I was bowled over. “Remarkably prescient” as Robert Macfarlane writes in his preface to the 2009 Penguin Classics edition. He also refers to living “in an age of epidemics” and that was eleven years before anyone had heard of Covid19.
At the beginning people in The Death of Grass are dismissive of the virus. It’s a long way away and it attacks only certain sorts of grass. Then it mutates (sound familiar?) to affect all grasses including wheat, barley, rice, rye and anything cattle might graze on. And of course it spreads rapidly. John Custance and his friend Roger – who gets a government tip-off about imminent terror – decide to take their families to the perceived safety of John’s brother’s farm in an enclosed valley in the north of England. What follows is a quest novel – and yes, I do subscribe to the theory that there are really only seven basic stories. Inevitably things get more and more difficult as they near their destination.
It’s a pretty violent novel. John, Roger and the other men who eventually join their party have fought a war only a decade earlier. They are used to combat, lines of command and accepting that the end justifies the means. So these civilised, educated men, and those who obey them, single-mindedly kill and pillage in their determination to get their wives and children to safety. Civilisation breaks down incrementally as you turn the pages. You are never, moreover, quite sure how it will end and I’m not giving anything away here.
Macfarlane compares it with William Golding’s Lord of the Flies, published two years earlier in 1954. It too studies the way in which the veneer of civilised behaviour and what might have once been called human decency, often driven by religious conviction and altruism, disappears almost overnight when the going gets really rough. Constraints disappear at terrifying speed. Both these books were written when the horrors of Nazi Germany and the Nuremberg trials were very fresh in public memory. And it shows.
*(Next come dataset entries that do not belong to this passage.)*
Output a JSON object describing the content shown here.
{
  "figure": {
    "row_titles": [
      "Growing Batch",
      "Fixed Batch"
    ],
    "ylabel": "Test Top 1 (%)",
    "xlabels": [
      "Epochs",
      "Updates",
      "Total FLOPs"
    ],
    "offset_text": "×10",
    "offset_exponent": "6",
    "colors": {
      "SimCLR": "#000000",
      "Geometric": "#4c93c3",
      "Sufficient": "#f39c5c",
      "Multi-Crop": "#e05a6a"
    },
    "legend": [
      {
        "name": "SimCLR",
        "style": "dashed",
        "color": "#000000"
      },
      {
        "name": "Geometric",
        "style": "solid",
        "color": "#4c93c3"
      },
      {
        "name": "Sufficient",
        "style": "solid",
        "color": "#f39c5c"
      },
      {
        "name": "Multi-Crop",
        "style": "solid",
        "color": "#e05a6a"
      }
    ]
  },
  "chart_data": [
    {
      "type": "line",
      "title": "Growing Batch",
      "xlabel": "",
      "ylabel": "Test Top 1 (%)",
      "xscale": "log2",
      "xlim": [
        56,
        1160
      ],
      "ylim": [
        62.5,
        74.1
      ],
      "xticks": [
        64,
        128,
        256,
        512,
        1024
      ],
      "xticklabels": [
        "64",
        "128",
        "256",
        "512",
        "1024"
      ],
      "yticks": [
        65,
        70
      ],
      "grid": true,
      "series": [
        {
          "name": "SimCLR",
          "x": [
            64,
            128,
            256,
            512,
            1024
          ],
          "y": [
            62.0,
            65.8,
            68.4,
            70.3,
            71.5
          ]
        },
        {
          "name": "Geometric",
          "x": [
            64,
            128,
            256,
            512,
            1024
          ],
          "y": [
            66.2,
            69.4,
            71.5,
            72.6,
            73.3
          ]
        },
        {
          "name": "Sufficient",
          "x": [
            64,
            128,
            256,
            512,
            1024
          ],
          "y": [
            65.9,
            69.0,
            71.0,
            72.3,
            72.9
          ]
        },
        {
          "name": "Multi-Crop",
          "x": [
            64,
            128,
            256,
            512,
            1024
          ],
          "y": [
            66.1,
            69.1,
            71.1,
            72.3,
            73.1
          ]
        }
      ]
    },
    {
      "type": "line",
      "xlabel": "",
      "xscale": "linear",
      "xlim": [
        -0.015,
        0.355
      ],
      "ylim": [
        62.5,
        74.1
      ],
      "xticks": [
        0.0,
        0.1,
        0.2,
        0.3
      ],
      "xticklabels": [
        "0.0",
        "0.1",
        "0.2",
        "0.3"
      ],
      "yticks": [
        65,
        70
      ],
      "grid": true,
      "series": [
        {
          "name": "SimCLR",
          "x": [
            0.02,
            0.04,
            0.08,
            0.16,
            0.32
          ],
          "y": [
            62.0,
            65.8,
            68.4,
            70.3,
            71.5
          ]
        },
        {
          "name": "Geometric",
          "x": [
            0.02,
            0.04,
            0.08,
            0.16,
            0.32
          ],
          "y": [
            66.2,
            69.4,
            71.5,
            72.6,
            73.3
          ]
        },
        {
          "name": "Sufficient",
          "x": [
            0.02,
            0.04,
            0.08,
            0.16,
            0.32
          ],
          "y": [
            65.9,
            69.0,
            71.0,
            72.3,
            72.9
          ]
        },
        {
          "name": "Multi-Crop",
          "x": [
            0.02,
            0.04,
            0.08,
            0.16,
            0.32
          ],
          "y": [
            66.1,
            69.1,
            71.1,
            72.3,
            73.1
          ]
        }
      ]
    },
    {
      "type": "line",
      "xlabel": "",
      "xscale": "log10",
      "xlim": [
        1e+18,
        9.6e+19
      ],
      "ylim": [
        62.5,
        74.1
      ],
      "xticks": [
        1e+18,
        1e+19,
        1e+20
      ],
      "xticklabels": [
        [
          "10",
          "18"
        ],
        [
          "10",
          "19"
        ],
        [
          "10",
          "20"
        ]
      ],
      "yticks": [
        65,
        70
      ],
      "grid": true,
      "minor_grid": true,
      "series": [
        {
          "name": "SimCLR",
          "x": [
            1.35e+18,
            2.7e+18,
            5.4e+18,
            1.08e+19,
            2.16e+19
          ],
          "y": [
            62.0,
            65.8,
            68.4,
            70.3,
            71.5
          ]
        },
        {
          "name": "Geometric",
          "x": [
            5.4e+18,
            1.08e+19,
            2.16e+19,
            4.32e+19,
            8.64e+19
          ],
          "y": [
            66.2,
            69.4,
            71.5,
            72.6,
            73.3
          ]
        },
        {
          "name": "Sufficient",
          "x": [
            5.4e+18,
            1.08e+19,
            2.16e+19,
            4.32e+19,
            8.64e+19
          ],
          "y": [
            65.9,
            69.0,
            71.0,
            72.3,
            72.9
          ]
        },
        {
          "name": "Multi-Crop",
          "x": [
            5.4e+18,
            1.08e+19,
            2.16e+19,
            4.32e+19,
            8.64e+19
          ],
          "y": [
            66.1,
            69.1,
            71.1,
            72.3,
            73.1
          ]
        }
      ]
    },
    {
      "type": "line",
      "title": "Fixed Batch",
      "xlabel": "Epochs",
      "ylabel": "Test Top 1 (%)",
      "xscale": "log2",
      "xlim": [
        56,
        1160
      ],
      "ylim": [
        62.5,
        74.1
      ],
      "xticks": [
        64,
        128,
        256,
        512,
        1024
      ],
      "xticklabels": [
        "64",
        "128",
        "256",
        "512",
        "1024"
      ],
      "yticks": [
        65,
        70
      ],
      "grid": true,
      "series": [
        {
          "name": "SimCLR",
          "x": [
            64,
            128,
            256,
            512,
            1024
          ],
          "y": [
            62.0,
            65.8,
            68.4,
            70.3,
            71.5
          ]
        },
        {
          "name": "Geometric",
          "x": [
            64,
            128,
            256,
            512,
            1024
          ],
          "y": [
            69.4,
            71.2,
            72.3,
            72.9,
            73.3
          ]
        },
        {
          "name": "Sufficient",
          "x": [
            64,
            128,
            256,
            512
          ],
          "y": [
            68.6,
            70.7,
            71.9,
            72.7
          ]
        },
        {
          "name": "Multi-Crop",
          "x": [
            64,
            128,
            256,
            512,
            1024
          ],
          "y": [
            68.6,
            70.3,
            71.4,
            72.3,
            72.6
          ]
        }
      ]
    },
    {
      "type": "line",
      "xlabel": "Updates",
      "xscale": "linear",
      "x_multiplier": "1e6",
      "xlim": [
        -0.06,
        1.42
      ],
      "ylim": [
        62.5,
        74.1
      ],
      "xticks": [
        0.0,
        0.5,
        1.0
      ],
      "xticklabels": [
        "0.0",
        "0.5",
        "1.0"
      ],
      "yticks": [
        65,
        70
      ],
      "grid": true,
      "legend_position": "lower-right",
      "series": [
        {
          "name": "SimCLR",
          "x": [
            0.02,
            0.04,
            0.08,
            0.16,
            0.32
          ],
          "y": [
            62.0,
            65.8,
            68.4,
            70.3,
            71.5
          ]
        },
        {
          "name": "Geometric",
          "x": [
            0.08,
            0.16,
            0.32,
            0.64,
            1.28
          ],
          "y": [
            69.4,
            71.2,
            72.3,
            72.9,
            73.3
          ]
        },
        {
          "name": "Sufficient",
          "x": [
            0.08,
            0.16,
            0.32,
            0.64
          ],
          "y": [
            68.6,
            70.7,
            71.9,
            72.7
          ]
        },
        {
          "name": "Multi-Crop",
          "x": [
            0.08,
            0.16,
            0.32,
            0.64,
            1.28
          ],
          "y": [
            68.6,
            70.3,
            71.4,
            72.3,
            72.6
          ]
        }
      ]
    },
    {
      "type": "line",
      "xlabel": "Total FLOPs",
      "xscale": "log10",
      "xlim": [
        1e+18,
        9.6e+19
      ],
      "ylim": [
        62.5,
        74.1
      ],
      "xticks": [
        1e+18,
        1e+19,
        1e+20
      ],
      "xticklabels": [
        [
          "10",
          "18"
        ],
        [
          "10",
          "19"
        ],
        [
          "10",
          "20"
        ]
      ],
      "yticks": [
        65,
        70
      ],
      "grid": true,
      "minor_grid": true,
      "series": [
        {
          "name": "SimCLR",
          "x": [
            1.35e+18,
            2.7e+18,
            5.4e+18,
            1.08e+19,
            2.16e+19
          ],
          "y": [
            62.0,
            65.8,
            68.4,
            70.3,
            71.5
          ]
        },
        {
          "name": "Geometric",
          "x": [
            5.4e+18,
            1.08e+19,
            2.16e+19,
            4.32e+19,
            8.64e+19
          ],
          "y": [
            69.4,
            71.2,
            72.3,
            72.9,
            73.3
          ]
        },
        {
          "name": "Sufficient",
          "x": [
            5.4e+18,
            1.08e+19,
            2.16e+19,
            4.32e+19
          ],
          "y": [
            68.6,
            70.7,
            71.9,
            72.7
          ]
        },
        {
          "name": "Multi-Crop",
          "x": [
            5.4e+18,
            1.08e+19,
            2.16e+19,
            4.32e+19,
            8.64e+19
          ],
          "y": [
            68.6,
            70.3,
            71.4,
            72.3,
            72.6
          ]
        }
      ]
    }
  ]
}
So, 65 years later, does The Death of Grass stand the test of time? Yes, very much so especially at present when we are seeing mob violence, alarming hospital ward scenes and “reassuring” (not), draconian Government spokespeople on our TVs every night. And I can’t resist pointing out that although there is justified very real fear of starvation and the destruction of everyday life in The Death of Grass, it’s the chilling Government reaction to the virus which drives the real terror. Their policy is far, far worse than anything our current lot have yet dreamed up in real life but, as you read in horror, it makes you think …
I’m also struck by how short important novels used to be. The Death of Grass stands at just 195 pages in the Penguin Classics edition. It’s a while since I’ve read anything published in recent years which is quite so succinct, And I like that.
John Christopher (real name: Sam Youd, 1922-2012) never wrote another bestselling adult title but went on the rework similar ideas several times in a lot of speculative young adult fiction including The Guardians, Empty World and The Tripods trilogy which was serialised by the BBC in 1984. He lived in Rye and once came to talk to teachers at a conference I attended. Sadly, he was a poor speaker. But I don’t hold that against him. The power of The Death of Grass is enough for me.